Audio

Streit um Grenzkontrollen erreicht hessische Regierung

Boris Rhein und Tarek Al-Wazir

Je näher die Hessen-Wahl rückt, desto hörbarer knirscht es in der schwarz-grünen Koalition. Jetzt stellt sich Vize-Ministerpräsident Al-Wazir gegen Regierungschef Rhein und dessen Forderung nach scharfen Grenzkontrollen.

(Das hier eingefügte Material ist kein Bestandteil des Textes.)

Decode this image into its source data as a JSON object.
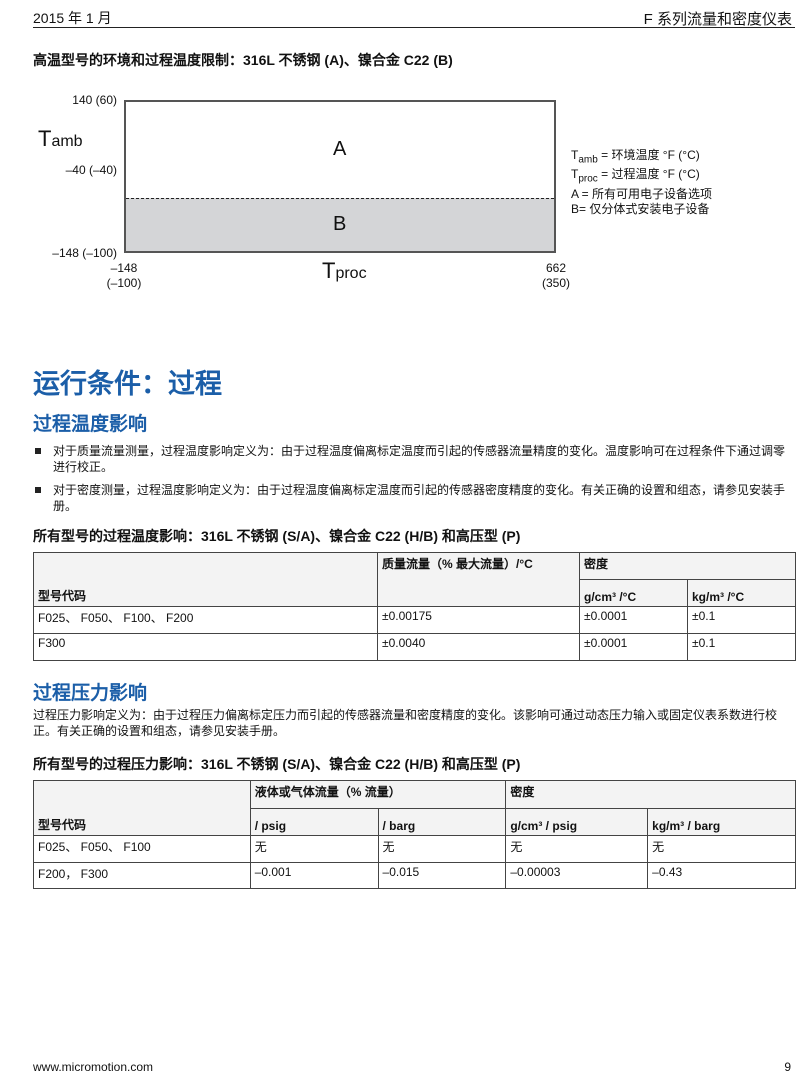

Als CDU und Grüne im Jahr 2014 die erste schwarz-grüne Landesregierung in einem Flächenland stellten, galt das als wegweisend für pragmatische Politik in Deutschland. Differenzen gab es zumindest nach außen hin lange Zeit nicht; das goutierten auch die Wählerinnen und Wähler beider Lager: Trotz internationaler und nationaler Krisenstimmung lag die Zufriedenheit mit der Regierung im jüngsten hr-Hessentrend vom März 2023 bei 52 Prozent - Werte, von denen die Ampel aktuell nur träumen kann.

Doch aus disziplinierten Partnern werden wenige Monate vor der Landtagswahl im Oktober langsam aber sicher erkennbare Widersacher. Heizungsstreit, Streit um die Ausrichtung der CDU - der Ton wird rauer. Am Sonntag hat Wirtschaftsminister und Vize-Ministerpräsident Tarek Al-Wazir (Grüne) nun erstmals deutliche Kritik an Landeschef Boris Rhein (CDU) geübt. Anlass war ein Interview von Rhein in der Bild am Sonntag (BamS), in dem dieser bundesweite Grenzkontrollen gegen illegale Migration forderte.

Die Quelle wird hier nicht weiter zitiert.